# Data Visualization in Python
## Building your plots iteratively

Question
* How to customize a chart by the
  *grammar of graphics* of Altair?

Objectives
* Change the aesthetics of a plot such as color.
* Change the scale of the axes.
* Edit the plot title and the axis labels.

In [None]:
import pandas as pd

# Load the cleaned data
surveys_complete = pd.read_csv('../data/surveys_0_NA.csv')
surveys_complete

In [None]:
import altair as alt
alt.data_transformers.disable_max_rows()

## Building your plots iteratively
Reminder: every Altair charts are `Chart()`
objects constructed with a DataFrame.
Then, a `mark_*()` method is called to specify the
type of chart, and some data fields are assigned
to encoding channels via the `encode()` method.

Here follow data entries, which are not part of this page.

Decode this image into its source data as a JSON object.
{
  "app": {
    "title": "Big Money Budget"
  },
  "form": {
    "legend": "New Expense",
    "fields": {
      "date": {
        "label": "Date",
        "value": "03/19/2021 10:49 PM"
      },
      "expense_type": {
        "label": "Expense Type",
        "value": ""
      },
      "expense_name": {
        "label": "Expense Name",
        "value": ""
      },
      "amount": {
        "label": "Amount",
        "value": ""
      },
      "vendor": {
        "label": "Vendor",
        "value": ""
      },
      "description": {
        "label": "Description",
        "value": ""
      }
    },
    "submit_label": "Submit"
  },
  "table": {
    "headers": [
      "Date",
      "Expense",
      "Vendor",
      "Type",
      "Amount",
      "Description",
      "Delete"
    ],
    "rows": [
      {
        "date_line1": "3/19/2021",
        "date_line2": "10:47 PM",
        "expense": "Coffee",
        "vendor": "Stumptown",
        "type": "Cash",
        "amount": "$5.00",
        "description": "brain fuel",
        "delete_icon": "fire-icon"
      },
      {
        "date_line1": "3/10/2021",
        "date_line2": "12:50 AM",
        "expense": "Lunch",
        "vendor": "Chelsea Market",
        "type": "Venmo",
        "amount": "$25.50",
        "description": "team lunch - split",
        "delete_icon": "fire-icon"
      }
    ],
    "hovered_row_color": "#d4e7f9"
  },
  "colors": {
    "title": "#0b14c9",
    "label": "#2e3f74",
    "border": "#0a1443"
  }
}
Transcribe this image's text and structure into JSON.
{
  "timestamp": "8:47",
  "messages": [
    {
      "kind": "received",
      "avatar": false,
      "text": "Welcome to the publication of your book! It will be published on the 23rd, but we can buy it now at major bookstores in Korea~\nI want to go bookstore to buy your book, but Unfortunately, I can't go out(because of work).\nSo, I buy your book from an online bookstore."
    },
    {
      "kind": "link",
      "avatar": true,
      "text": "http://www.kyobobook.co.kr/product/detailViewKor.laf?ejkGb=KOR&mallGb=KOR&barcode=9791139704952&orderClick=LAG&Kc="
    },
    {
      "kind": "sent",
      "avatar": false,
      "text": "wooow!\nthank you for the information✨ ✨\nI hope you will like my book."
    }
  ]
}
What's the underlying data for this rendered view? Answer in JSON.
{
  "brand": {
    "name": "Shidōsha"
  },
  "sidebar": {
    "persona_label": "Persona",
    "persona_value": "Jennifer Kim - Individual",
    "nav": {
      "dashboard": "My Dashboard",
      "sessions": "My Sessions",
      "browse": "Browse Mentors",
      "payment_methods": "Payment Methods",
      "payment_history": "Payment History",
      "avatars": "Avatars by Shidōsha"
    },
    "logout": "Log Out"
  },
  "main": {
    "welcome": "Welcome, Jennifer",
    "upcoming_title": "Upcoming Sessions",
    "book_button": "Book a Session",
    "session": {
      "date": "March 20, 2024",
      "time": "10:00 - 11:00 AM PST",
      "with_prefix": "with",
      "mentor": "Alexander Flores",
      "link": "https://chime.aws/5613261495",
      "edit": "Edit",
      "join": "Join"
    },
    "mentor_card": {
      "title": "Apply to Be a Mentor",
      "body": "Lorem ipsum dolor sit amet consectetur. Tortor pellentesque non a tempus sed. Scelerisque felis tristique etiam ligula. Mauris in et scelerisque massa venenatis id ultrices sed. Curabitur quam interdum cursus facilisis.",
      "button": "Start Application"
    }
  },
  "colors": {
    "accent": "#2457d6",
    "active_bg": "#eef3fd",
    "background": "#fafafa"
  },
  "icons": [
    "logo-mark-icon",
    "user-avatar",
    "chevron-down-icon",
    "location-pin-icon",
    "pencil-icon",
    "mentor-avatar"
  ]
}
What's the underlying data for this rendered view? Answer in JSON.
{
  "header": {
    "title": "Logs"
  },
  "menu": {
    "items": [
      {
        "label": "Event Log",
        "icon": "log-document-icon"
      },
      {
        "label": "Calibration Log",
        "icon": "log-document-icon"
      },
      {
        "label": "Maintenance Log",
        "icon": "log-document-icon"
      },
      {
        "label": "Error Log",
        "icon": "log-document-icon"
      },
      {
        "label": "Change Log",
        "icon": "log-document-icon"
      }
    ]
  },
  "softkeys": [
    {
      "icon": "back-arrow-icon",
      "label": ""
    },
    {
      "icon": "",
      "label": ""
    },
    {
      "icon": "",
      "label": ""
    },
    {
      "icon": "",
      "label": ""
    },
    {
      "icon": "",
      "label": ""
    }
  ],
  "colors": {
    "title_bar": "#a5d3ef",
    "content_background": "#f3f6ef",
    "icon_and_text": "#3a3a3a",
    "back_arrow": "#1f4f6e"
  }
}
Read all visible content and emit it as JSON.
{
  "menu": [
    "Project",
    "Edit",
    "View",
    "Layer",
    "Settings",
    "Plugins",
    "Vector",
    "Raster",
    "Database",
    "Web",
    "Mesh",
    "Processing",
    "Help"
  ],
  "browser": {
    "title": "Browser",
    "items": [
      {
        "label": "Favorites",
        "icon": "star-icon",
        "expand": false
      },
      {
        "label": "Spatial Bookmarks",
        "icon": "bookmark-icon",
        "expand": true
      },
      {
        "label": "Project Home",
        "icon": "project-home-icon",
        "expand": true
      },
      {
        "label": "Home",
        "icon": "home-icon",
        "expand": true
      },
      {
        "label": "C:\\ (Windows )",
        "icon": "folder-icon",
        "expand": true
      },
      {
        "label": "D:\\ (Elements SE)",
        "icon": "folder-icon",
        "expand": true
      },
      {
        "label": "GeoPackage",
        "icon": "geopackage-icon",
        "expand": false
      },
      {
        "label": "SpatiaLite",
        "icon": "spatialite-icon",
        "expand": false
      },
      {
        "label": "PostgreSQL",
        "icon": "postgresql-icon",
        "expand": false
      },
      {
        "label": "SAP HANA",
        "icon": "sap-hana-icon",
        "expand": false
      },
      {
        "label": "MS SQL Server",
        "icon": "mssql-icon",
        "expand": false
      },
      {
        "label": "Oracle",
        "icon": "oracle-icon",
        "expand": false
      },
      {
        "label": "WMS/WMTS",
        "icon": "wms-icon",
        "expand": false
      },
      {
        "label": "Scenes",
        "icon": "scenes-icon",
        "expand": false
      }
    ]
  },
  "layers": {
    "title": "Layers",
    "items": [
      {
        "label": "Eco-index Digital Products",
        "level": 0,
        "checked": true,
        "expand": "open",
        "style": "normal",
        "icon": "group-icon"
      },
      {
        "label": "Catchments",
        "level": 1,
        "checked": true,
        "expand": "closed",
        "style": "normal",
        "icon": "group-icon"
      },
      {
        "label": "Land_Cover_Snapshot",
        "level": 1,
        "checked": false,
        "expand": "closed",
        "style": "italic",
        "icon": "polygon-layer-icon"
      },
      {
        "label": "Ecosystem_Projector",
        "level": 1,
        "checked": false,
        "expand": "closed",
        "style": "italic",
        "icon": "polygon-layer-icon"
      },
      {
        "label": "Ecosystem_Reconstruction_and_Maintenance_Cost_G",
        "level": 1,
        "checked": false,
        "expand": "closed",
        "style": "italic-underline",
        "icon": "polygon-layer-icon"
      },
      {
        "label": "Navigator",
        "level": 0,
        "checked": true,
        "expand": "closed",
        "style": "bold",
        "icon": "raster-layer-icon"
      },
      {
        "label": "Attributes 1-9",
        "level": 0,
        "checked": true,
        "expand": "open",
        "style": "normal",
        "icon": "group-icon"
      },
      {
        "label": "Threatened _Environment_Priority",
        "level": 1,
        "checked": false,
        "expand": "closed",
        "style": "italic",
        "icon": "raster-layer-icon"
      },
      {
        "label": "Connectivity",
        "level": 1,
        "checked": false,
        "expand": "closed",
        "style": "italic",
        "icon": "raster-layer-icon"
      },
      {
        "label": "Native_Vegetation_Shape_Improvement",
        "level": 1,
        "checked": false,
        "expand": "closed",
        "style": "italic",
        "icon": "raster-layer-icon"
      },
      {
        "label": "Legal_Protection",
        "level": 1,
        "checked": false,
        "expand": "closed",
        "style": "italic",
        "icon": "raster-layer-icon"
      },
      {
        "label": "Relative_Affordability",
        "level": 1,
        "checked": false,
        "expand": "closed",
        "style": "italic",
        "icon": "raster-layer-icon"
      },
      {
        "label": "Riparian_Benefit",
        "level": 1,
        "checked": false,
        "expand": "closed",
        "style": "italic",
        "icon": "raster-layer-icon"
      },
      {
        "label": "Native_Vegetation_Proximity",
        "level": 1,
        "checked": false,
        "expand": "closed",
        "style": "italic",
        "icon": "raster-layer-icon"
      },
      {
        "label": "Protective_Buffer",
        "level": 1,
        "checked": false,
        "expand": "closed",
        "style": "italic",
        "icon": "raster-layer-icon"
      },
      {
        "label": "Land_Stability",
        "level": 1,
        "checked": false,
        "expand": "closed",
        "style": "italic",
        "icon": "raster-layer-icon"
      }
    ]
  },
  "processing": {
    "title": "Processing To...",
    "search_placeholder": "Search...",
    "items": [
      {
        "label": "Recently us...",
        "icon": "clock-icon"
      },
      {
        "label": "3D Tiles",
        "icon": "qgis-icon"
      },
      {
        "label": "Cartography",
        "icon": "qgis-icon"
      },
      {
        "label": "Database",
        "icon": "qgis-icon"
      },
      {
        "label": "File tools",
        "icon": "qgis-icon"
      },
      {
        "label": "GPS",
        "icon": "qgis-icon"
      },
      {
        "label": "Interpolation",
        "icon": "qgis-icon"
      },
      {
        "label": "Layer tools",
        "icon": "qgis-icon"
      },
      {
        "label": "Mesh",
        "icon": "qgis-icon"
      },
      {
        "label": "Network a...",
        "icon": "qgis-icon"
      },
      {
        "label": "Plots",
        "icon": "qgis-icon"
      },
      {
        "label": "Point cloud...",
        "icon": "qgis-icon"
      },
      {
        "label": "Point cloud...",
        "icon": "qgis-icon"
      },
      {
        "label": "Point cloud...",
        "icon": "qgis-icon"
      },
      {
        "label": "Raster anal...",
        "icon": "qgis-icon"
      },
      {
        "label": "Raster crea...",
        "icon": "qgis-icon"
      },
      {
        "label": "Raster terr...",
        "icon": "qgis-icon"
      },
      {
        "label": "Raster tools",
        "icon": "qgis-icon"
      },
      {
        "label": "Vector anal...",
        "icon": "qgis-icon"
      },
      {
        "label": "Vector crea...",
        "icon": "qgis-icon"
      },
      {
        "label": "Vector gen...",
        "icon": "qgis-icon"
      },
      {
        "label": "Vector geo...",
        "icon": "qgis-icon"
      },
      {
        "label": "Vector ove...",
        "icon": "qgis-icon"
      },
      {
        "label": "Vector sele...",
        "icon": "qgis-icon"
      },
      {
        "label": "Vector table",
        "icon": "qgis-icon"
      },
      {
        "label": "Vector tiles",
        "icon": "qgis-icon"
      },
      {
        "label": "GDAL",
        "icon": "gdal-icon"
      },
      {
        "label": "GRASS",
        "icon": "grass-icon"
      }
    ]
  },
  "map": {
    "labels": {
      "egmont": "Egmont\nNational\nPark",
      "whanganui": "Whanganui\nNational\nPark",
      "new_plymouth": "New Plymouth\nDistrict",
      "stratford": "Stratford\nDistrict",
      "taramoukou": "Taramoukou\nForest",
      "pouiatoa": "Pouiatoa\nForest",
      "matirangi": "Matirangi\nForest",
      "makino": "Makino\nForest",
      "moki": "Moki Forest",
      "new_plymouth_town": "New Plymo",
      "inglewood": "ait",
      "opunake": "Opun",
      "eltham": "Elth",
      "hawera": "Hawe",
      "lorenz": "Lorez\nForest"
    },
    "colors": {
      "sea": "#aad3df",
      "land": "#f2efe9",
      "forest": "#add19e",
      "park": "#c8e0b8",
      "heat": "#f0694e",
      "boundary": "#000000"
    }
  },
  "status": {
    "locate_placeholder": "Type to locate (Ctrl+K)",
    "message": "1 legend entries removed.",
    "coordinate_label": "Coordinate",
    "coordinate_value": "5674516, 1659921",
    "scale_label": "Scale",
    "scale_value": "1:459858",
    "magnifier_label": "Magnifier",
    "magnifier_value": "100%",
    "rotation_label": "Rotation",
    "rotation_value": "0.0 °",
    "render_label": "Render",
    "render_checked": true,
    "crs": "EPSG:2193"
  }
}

* We can then modify the chart in order to display more information.
  For example, with transparency:

In [None]:
alt.Chart(surveys_complete).mark_point().encode(
    x=alt.X('hindfoot_length'),
    y=alt.Y('weight'),
).configure_mark(
    opacity=0.05,
)

* To get a unique color per species, we need to encode
  the `species_id` field to the `color` channel:

In [None]:
alt.Chart(surveys_complete).mark_point().encode(
    x=alt.X('hindfoot_length'),
    y=alt.Y('weight'),
    color=alt.Color('species_id'),
).configure_mark(
    opacity=0.05,
)

* Because the colors are reused for multiple species, we
  better activate the `tooltip` channel with `species_id`:

In [None]:
alt.Chart(surveys_complete).mark_point().encode(
    x=alt.X('hindfoot_length'),
    y=alt.Y('weight'),
    color=alt.Color('species_id'),
    tooltip=['species_id'],
).configure_mark(
    opacity=0.05,
)

* The Y axis can be configured with a logarithmic scale:

In [None]:
alt.Chart(surveys_complete).mark_point().encode(
    x=alt.X('hindfoot_length'),
    y=alt.Y('weight').scale(type='log', base=2),
    color=alt.Color('species_id'),
    tooltip=['species_id'],
).configure_mark(
    opacity=0.05,
).properties(
    height=384,
)

* The titles and the axis labels can be set:

In [None]:
alt.Chart(surveys_complete).mark_point().encode(
    x=alt.X('hindfoot_length').title('Hindfoot length (mm)'),
    y=alt.Y('weight').scale(type='log', base=2).title('Weight (g)'),
    color=alt.Color('species_id').title('Species ID'),
    tooltip=['species_id'],
).configure_mark(
    opacity=0.05,
).properties(
    height=384,
    title='Weight by the hindfoot length',
)

### Exercise - Enrich the bar chart
Modify the chart from the previous exercise by
encoding the `sex` field to a specific color scale:
* The `'sex'` field must be encoded to the `color` channel.
  The `.scale()` method can then associate domain values `'F'`
  and `'M'` to colors `'orange'` and `'green'`, respectively.
  See [an example here](https://altair-viz.github.io/user_guide/customization.html#color-domain-and-range)
* In the `tooltip` channel, add `'sex'` at the beginning of the list
* Activate the `xOffset` channel and see what it does to the bar-plot

(4 min.)

In [None]:
alt.Chart(surveys_complete).mark_bar().encode(
    x=alt.X('plot_id').type('ordinal'),
    y=alt.Y('count()'),
    color=alt.Color('sex').scale(
        domain=['F', 'M'],
        range=['orange', 'green'],
    ),
    xOffset='sex',
    tooltip=['sex', 'count()'],
).properties(
    width=480,  # Fix the chart width (pixels)
)

## Key points
* **Assigning data fields to encoding channels**:
  * `chart.encode(...)`
  * Encoding channels:
    * `x=alt.X('field_for_X')` and `y=alt.Y('field_for_Y')`
      * `.scale(type='log', base=2)`
      * `.title('Name for the X or Y axis')`
    * `color=alt.Color('field_name_for_colors')`
      * `.scale(domain=[...], range=['#114499', ...])`
      * `.title('Displayed text for field_name_for_colors')`
    * `tooltip=['field_name1', 'field_name2', 'field_name3', ...]`
    * `xOffset='field_name'`
* **Other properties of the chart**
  * `chart.configure_mark(...)`
    * `opacity=0.05`
  * `chart.properties(...)`
    * `width=400`
    * `height=300`
    * `title='Whole figure title'`